Even after Freescale Semiconductor Inc. posted a sharp decline in first quarter sales and wider sequential operating loss, Rich Beyer insists the IC vendor is actually in better than expected shape and will not succumb to pressures from crushing debt servicing costs and the weak global economy.
The analog, automotive, networking and multimarket IC vendor, which spun off from Motorola Inc. and was taken private by a group of equity investors, will emerge eventually a stronger player in the electronics industry once the effects of cost-cutting actions taken over the last year begin to kick in, according to Beyer, chairman and CEO of the company.
"The reorganization actions we are taking are ahead of schedule and we are very confident we are not only going to survive but that we are going to do better than many of the companies we compete against," Beyer said in an interview.
Beyer does have concerns about the company that keep him awake at night. He is worried about the dampening effects of the global economic downturn on sales across the electronics industry and is similarly concerned about financial liquidity at Freescale, which at the end of the first quarter had $7.5 billion in long-term debts.
"It is difficult predicting the bottom of the economic recession and I am of course concerned about liquidity," Beyer said. "However, we believe Freescale's revenue is stabilizing and we are confident we'll see improvements soon."
Time will eventually confirm whether or not Beyer's confidence in Freescale was misplaced but for now, he remains certain the chipmaker is taking the necessary steps to counter the impact of the negative economy on its operations.
The latest actions include plans to shutter a manufacturing facility in Japan and close another one in France.
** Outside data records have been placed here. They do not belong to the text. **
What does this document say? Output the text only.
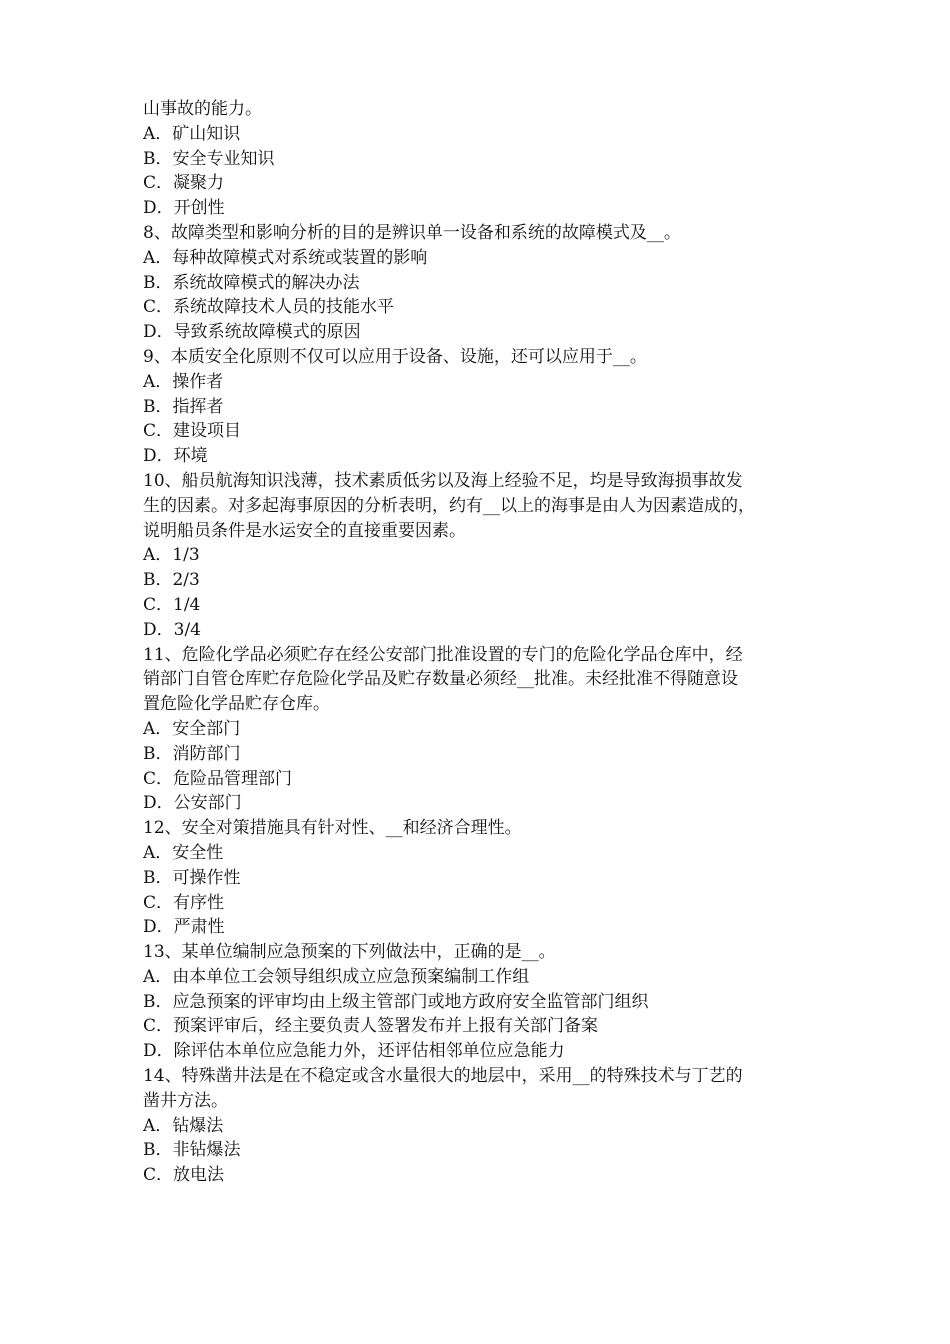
山事故的能力。
A．矿山知识
B．安全专业知识
C．凝聚力
D．开创性
8、故障类型和影响分析的目的是辨识单一设备和系统的故障模式及__。
A．每种故障模式对系统或装置的影响
B．系统故障模式的解决办法
C．系统故障技术人员的技能水平
D．导致系统故障模式的原因
9、本质安全化原则不仅可以应用于设备、设施，还可以应用于__。
A．操作者
B．指挥者
C．建设项目
D．环境
10、船员航海知识浅薄，技术素质低劣以及海上经验不足，均是导致海损事故发
生的因素。对多起海事原因的分析表明，约有__以上的海事是由人为因素造成的，
说明船员条件是水运安全的直接重要因素。
A．1/3
B．2/3
C．1/4
D．3/4
11、危险化学品必须贮存在经公安部门批准设置的专门的危险化学品仓库中，经
销部门自管仓库贮存危险化学品及贮存数量必须经__批准。未经批准不得随意设
置危险化学品贮存仓库。
A．安全部门
B．消防部门
C．危险品管理部门
D．公安部门
12、安全对策措施具有针对性、__和经济合理性。
A．安全性
B．可操作性
C．有序性
D．严肃性
13、某单位编制应急预案的下列做法中，正确的是__。
A．由本单位工会领导组织成立应急预案编制工作组
B．应急预案的评审均由上级主管部门或地方政府安全监管部门组织
C．预案评审后，经主要负责人签署发布并上报有关部门备案
D．除评估本单位应急能力外，还评估相邻单位应急能力
14、特殊凿井法是在不稳定或含水量很大的地层中，采用__的特殊技术与丁艺的
凿井方法。
A．钻爆法
B．非钻爆法
C．放电法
While the restructuring will initially involve higher cash expenses related to severance and other plant closing costs, the company believes its overall operating costs will go down as a result.
On the positive side, the latest debt swap arranged by the company in the first quarter shaved a substantial amount off Freescale's long-term debt, bringing it down to $7.5 billion as at the end of the first quarter from $9.6 billion at the end of 2008. As a result, interest expense will go down by up to $140 million per annum with the effects kicking in during the second quarter, according to Beyer.
The company's cash and short-term securities also grew slightly in the first quarter to $1.42 billion from $1.39 billion in the December 2008 quarter. While the liquidity improvement may seem negligible, merely managing to stop bleeding cash is already a major achievement for the company especially during a period of negative sales growth.
"We are doing well against the background of a tough economic environment," Beyer said. "I believe we have a solid foundation we are building on and the company's leading market position in several product areas excites me."
It would seem the odds might still be against Freescale. Sales tumbled in the first quarter more than 40 percent from the year-ago quarter and dropped 11 percent from the immediately preceding quarter. The forecast for the second quarter is for sales to be flat sequentially with strong growth unlikely until at least the third quarter.
Also, while long-term debts have fallen from almost $10 billion, the cost of servicing $7.5 billion in debts is still huge, amounting to several hundred millions per year, funds the company can use for critical marketing as well as other research and development functions. Furthermore, with the equity markets still in turmoil, Freescale may not be able in the near future to whittle down its debts by selling shares to the public.
Beyer still believes the company stands a good chance of proving skeptics wrong, though, pointing this time to signs of sales stabilization as his primary evidence and the improvement in the company's fiscal status.
Freescale did beat its own internal sales forecasts slightly in the first quarter, marking the early signs of improvements in the company's performance, according to Beyer.
"Our revenue dropped less than we expected in the first quarter and orders appeared to be stabilizing. We don't have indications things are improving greatly but stabilization is good," Beyer said.